Survivor-Led Federal Inquiry—One with Enforceable Outcomes Action Survivor Led Unapologetic Unstoppable

We are not calling for symbolism. We are calling for justice. We demand a survivor-led Federal Inquiry—one with enforceable outcomes, not empty gestures. We demand truth, redress, and reform. Every institution—government, religious, and welfare—must be held accountable for the harm they continue to cause, the lives they continue to fracture, and the silence they still maintain.

We Are No Longer Politely Asking

The time for polite requests is over. Survivors are not asking. We are demanding.

Protection and Access to Records
We are still blocked by redactions, vetoes, and sealed files. Record destruction continues. Our histories are being erased in real time. We demand full, unredacted access—and legal protection for every document that holds our truth.

Legal Pathways and Support
Justice must be accessible—not delayed, denied, or deflected. We demand free legal aid and time-bar exemptions so misconduct can finally be tested in court. No more hiding behind technicalities.

Reparations and Redress
Current services are underfunded, inadequate, and retraumatising. We demand a national compensation scheme that is structural, survivor-led, and properly resourced. No more token funding. No more bureaucratic cruelty.

Criminal and Civil Accountability
Institutions that falsify, conceal, or destroy records must face consequences. No more impunity. No more protection. Survivors deserve justice—and perpetrators must be named.

Survivor-Led Oversight
Independent oversight must be led by survivors. Nothing about us without us. We will not be spoken for. We will speak.

Truth-Telling
We demand public disclosure of institutions and individuals responsible. No more vague references to “past practices.” Truth must be named—not abstracted. Not softened. Not buried.

Enshrined Rights
We demand legal recognition of the right to identity, family connection, and truth. Australia must align with international human rights standards. Our rights are not optional. They are overdue.

National Consistency
The patchwork of state and territory laws must end. We demand federal enforcement using Section 96 funding powers. No more postcode justice.

Religious Accountability
Churches and faith-based organisations must cooperate, contribute to reparations, and publicly acknowledge their roles. No institution is above accountability. No more sacred silence.

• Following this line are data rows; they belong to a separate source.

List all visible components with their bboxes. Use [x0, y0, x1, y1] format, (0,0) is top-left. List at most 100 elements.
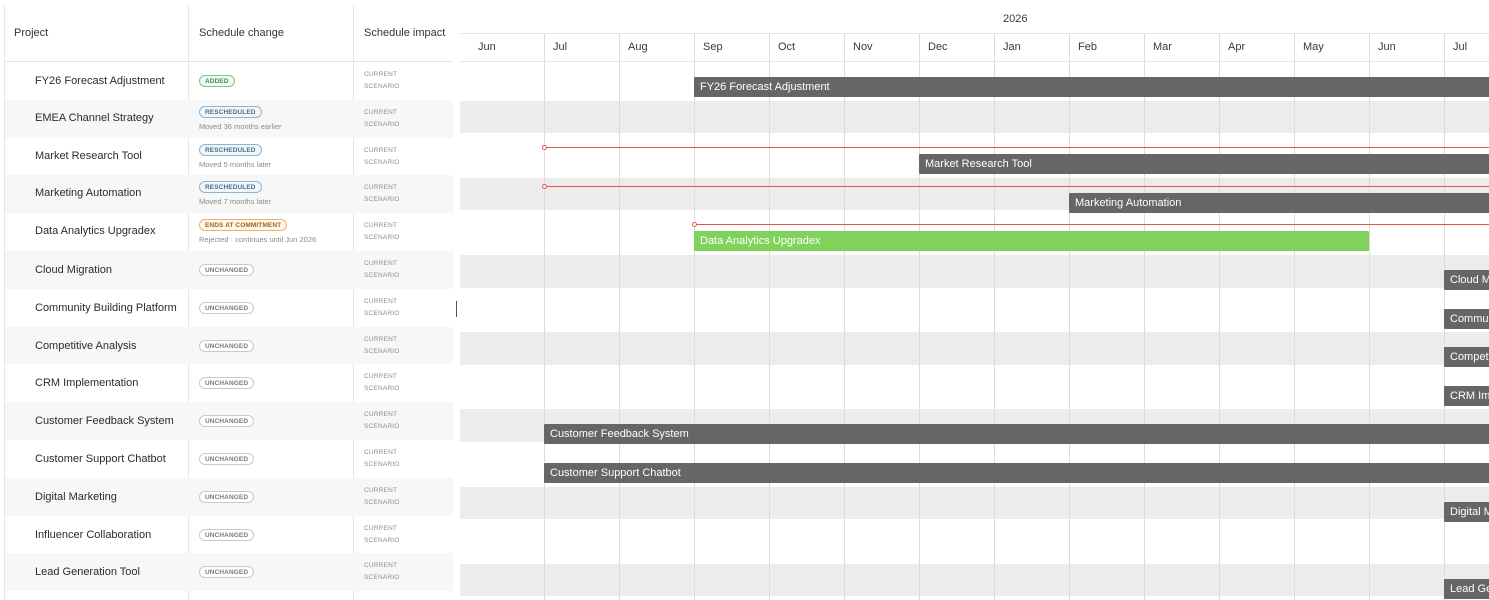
pane-resize-handle[interactable]: [456, 301, 457, 317]
status-badge: ENDS AT COMMITMENT: [199, 219, 288, 232]
previous-start-marker: [542, 183, 547, 189]
project-name[interactable]: Digital Marketing: [35, 491, 117, 503]
project-name[interactable]: Competitive Analysis: [35, 340, 137, 352]
impact-label-line1: CURRENT: [364, 411, 398, 419]
impact-label-line1: CURRENT: [364, 260, 398, 267]
status-badge: RESCHEDULED: [199, 143, 262, 156]
status-badge: UNCHANGED: [199, 415, 255, 428]
month-label: Jan: [1003, 41, 1021, 53]
status-badge: RESCHEDULED: [199, 105, 262, 118]
gantt-bar[interactable]: Customer Support Chatbot: [544, 463, 1489, 483]
project-name[interactable]: Lead Generation Tool: [35, 566, 140, 578]
table-row[interactable]: Customer Feedback System UNCHANGED CURRENT…: [5, 402, 453, 440]
month-gridline: [844, 33, 845, 600]
table-row[interactable]: EMEA Channel Strategy RESCHEDULED Moved 36…: [5, 99, 453, 138]
project-name[interactable]: Influencer Collaboration: [35, 529, 151, 541]
status-badge: UNCHANGED: [199, 377, 255, 390]
month-label: Jun: [478, 41, 496, 53]
month-label: Mar: [1153, 41, 1172, 53]
previous-schedule-line: [694, 224, 1489, 226]
schedule-impact: CURRENT SCENARIO: [364, 334, 400, 358]
schedule-impact: CURRENT SCENARIO: [364, 69, 400, 93]
schedule-change-note: Moved 5 months later: [199, 159, 272, 169]
table-row[interactable]: Market Research Tool RESCHEDULED Moved 5 m…: [5, 138, 453, 176]
impact-label-line2: SCENARIO: [364, 158, 400, 166]
month-gridline: [1144, 33, 1145, 600]
impact-label-line2: SCENARIO: [364, 234, 400, 242]
impact-label-line2: SCENARIO: [364, 536, 400, 544]
table-row[interactable]: Community Building Platform UNCHANGED CURR…: [5, 289, 453, 327]
schedule-impact: CURRENT SCENARIO: [364, 182, 400, 206]
row-band: [460, 100, 1489, 134]
project-name[interactable]: Cloud Migration: [35, 264, 112, 276]
project-name[interactable]: Community Building Platform: [35, 302, 177, 314]
gantt-bar[interactable]: Digital Marketing: [1444, 501, 1489, 522]
table-row[interactable]: Lead Generation Tool UNCHANGED CURRENT SCEN…: [5, 553, 453, 592]
gantt-bar[interactable]: Marketing Automation: [1069, 192, 1489, 213]
impact-label-line1: CURRENT: [364, 449, 398, 456]
gantt-bar[interactable]: Cloud Migration: [1444, 270, 1489, 290]
impact-label-line2: SCENARIO: [364, 461, 400, 468]
month-label: Jun: [1378, 41, 1396, 53]
project-name[interactable]: Market Research Tool: [35, 150, 142, 162]
impact-label-line2: SCENARIO: [364, 347, 400, 355]
status-badge: UNCHANGED: [199, 301, 255, 314]
month-label: Oct: [778, 41, 796, 53]
year-label: 2026: [1003, 13, 1028, 25]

This is not a wishlist. This is a reckoning. Survivors are still waiting. Still hurting. Still fighting. And we are done being ignored.

Coordinated National Class Action Survivor Led Relentless Uncompromising

We are launching a national class action—coordinated, survivor-led, and unapologetically focused on the harm still being inflicted today. This is not about history. This is about the institutions that promised change and delivered silence. It’s about falsified records, blocked access, destroyed evidence, and the calculated obstruction survivors still face.

We are building a national coalition of survivors—united, relentless, and ready to act. Together, we will meet the legal thresholds required to launch a class action. We will file in the Federal Court under Part IVA of the Federal Court of Australia Act 1976, or coordinate parallel actions in state and territory Supreme Courts. Wherever justice can be forced, we will go. We will frame our claims as ongoing harm to bypass limitation period defences. We will use evidence from the Federal Inquiry, survivor testimony, and whistleblower disclosures. We will target government departments, religious organisations, and any institution still obstructing justice.

We will seek damages—real, aggravated, and exemplary. We will demand injunctions for immediate record release. We will pursue declarations of rights breaches and orders to reopen settlements entered into without full disclosure. We will not settle for silence.

Because when politics fail, the law becomes our weapon. Courts can compel what governments delay. They can expose what institutions hide. They can punish what bureaucracies protect.

Class actions bring public exposure. They force transparency. They reduce individual costs and amplify collective power. They establish legal precedent. And they impose financial consequences—damages and legal costs—that make obstruction and neglect too expensive to ignore.

If you are a survivor of forced adoption or removal—and you’ve been denied records, silenced by bureaucracy, or retraumatised by systems that promised support—you may be eligible to join. This is your chance to stand with others, speak your truth, and force change. We are not asking. We are taking action.

Part IVA gives us the legal power to unite. It allows groups of people with similar claims to file together and demand justice. It was built for cases like this—where institutions have harmed many in the same way, and survivors are ready to fight back.

We are done being ignored. We are done being polite. We are done waiting.

Survivor Led. Relentless. Uncompromising. This is the fight. And we are in it.